Heads up, this one’s long, personal, and maybe sort of pointless, but it’s been swimming around in my head for a long time, and since I did just ask everyone to tell me about themselves, it seems relevant.
This post has been in my head for months–as a matter of fact, I started writing it there the day I came back to this blog, but I kept coming up with reasons not to flesh it out and post it. When I came up with the July Challenge, it was on my mind, and then I read this post at Tree Heals Go Woosh (which is, by the way, the best blog name ever). It got me thinking about all of that stuff again since the end of Wrath/beginning of Cataclysm brought a lot of this to the forefront for me.
Over the course of Wrath, I learned so much about WoW. I’d been playing half-blind for a couple of years, I realized, and with the leap into blogging, I suddenly had a world of information and experiences at my fingertips.

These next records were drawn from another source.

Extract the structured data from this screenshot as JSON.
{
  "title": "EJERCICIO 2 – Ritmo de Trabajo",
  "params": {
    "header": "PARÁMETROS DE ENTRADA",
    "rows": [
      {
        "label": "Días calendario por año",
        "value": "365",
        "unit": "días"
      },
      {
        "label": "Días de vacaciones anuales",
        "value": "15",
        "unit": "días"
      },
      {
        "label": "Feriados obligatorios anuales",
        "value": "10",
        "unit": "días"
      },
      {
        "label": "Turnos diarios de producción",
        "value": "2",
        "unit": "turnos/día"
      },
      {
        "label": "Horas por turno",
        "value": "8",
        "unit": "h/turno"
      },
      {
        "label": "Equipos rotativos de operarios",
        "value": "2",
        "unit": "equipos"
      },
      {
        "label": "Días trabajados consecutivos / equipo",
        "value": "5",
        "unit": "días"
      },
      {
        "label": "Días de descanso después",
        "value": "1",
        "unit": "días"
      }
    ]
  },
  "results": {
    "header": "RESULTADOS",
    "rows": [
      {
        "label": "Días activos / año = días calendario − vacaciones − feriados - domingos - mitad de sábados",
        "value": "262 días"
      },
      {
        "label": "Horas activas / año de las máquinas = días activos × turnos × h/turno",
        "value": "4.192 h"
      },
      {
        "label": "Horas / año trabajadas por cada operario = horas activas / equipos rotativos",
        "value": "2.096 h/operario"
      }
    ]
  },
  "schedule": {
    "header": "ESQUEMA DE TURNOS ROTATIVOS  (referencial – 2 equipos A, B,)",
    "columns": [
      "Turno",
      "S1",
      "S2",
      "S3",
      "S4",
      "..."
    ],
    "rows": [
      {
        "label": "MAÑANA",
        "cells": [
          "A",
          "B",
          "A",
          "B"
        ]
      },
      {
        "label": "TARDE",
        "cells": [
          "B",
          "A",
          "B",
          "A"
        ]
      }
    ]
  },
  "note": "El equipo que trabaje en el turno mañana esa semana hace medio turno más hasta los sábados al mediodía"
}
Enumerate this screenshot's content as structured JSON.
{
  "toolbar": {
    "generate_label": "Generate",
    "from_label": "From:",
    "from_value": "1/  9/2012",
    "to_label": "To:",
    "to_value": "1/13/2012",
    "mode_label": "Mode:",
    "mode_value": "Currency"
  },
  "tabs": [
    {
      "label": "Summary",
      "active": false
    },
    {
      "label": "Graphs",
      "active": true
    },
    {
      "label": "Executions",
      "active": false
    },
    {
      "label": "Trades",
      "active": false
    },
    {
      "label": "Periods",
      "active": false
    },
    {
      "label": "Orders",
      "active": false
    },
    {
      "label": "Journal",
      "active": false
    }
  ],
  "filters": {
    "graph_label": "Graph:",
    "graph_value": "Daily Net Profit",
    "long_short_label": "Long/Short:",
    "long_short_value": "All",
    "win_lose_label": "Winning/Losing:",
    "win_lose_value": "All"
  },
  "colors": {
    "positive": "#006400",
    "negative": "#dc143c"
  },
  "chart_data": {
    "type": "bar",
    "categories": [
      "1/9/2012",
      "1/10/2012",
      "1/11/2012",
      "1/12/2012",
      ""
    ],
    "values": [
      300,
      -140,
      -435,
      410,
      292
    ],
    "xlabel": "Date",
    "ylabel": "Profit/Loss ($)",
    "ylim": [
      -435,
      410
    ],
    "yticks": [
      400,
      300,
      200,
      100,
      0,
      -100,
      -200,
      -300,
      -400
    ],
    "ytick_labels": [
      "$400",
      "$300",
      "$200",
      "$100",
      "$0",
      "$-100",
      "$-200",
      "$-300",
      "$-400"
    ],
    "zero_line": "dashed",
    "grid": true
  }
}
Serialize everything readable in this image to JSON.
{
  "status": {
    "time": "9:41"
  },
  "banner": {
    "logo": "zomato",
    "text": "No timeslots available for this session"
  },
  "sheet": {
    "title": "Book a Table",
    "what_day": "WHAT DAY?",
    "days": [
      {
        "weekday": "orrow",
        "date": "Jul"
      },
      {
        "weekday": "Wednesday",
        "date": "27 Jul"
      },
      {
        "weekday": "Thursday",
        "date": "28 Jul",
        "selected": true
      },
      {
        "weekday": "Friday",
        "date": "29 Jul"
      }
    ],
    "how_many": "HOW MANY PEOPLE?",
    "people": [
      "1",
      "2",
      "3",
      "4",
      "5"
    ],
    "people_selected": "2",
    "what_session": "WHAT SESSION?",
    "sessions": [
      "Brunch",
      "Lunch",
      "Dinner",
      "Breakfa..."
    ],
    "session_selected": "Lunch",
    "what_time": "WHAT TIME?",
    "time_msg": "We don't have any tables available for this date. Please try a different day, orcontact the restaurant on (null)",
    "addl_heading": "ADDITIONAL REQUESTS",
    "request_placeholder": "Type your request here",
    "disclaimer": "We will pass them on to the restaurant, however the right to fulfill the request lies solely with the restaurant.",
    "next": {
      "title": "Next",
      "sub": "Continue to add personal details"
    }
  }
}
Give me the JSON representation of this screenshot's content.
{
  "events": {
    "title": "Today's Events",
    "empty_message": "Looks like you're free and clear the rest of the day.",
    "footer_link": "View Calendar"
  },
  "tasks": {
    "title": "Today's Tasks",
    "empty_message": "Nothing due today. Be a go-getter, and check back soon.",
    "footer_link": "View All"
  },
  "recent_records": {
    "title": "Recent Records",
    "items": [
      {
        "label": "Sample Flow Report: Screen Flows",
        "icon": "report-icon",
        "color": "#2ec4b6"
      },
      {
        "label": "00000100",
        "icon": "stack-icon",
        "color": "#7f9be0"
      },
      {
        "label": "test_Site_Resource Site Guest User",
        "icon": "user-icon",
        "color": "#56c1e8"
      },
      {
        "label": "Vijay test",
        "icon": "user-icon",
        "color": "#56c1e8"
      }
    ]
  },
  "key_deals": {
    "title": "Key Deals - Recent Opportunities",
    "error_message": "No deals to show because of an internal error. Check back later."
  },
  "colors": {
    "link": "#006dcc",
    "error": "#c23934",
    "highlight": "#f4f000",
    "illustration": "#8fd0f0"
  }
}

As an expansion, Wrath encouraged that exploration, and I honed a lot of my skills there.
I had a lot going on in my life during that expansion, too; a lot of change: my father-in-law passed away from cancer, my brother-in-law had a heart attack and a stroke, my daughter started kindergarten, and my son was diagnosed with autism. I was stressed out, at my highest weight ever, dealing with my own issues on top of everything else, and profoundly insecure.
I started using WoW and its many, many things to do as an escape, but more than that, I started to find my identity there. I didn’t know who I was out here. To myself, I didn’t have any worth out here in the real world. I couldn’t stop the pain my husband was experiencing from the loss of his father. I didn’t know how to reach my son. I felt like I was shortchanging my daughter.
In WoW, I was becoming a decent moonkin, my dps improving little by little as I grew determined to become a better player. My raid awareness improved leaps and bounds. I was writing boss strats for this blog, so I knew the fights inside and out. I was succeeding in Warcraft at the same time I felt like I was failing in the real world.
I did what I could with my family, I did everything I knew to do with my kids, I comforted my husband the best I knew how, but I never felt like I was doing enough. When they all went to bed, I’d log in to WoW and be someone that didn’t suck for a while. When I did fail, I took it hard, because more and more I was finding my security in the game.
At the end of Wrath, most of the guild was burned out, myself and my husband included. Everyone had much shorter tempers, and those that were past getting irritated had gone completely indifferent. There was a lot of bickering, a lot of being nasty behind people’s backs, and a lot of disappointment. We were on edge, and we got pushed too far. After a tough week of discussing it with each other and with the officers, we left our guild of four years. It sucked, and my safe WoW identity began to crumble.
We found a new guild and joined, and they were great. They weren’t raiding at the time, which gave us some breathing room before Cataclysm came out. We went into Cataclysm raiding and hoped for the best; we enjoyed the fresh, mostly positive attitudes we found in our new guild.
But every guild has its issues, and when we went to 10-man from 25, things got messy. People started to quit–the people we felt closest to in our new guild started to fall away one by one. The things tying me to WoW were disappearing.
I won’t go into details, it’s kind of personal (I know, like the rest of this isn’t), but I had my eyes opened to what I needed to be doing one night to connect with my family, and I quit raiding altogether.
With the end of raiding came the end of WoW for me for a while. I play to raid; I always have. Everything else is fun, but it’s not raiding. Over the next several months, I got to know both my kids a little better. I spent more time with my husband. I refocused on my faith. I started writing fiction and poetry. I started to figure out who I was.
The biggest change, though, came when my husband and I kicked our weight loss into high gear last summer. Suddenly, I could do things–things I thought were impossible. I could walk for miles, lift weights, even run!
My writing started to garner some appreciation. I watched fat start to melt away. I grew closer to my husband and spent more time with my kids. I learned more about my faith and where I stand. My accomplishments stacked up; my confidence grew. I didn’t need WoW to tell me I was a worthwhile person anymore–I was proving it to myself in all the ways that really mattered.
When the kids started school, I suddenly had time on my hands. They were gone for hours during the day, and they went to bed early at night. I realized I missed WoW, and I started playing again. Through a random encounter with a former guild member (and friend) in Baradin Hold, I rejoined my original guild. They needed raiders, and I was in a position to give it a go again.
Now I play for different reasons. I play because it’s fun. I play because I like improving my game, I like killing bosses, I like the camaraderie, I like my guild.
I’m not just Ambermist the druid (though I like being Amber very much, don’t get me wrong! ), I’m a lot of things. I’m a mom, wife, friend, writer. I’ve accomplished things that have nothing to do with achievement points.
The game is fun again for me, not because it changed, but because I did.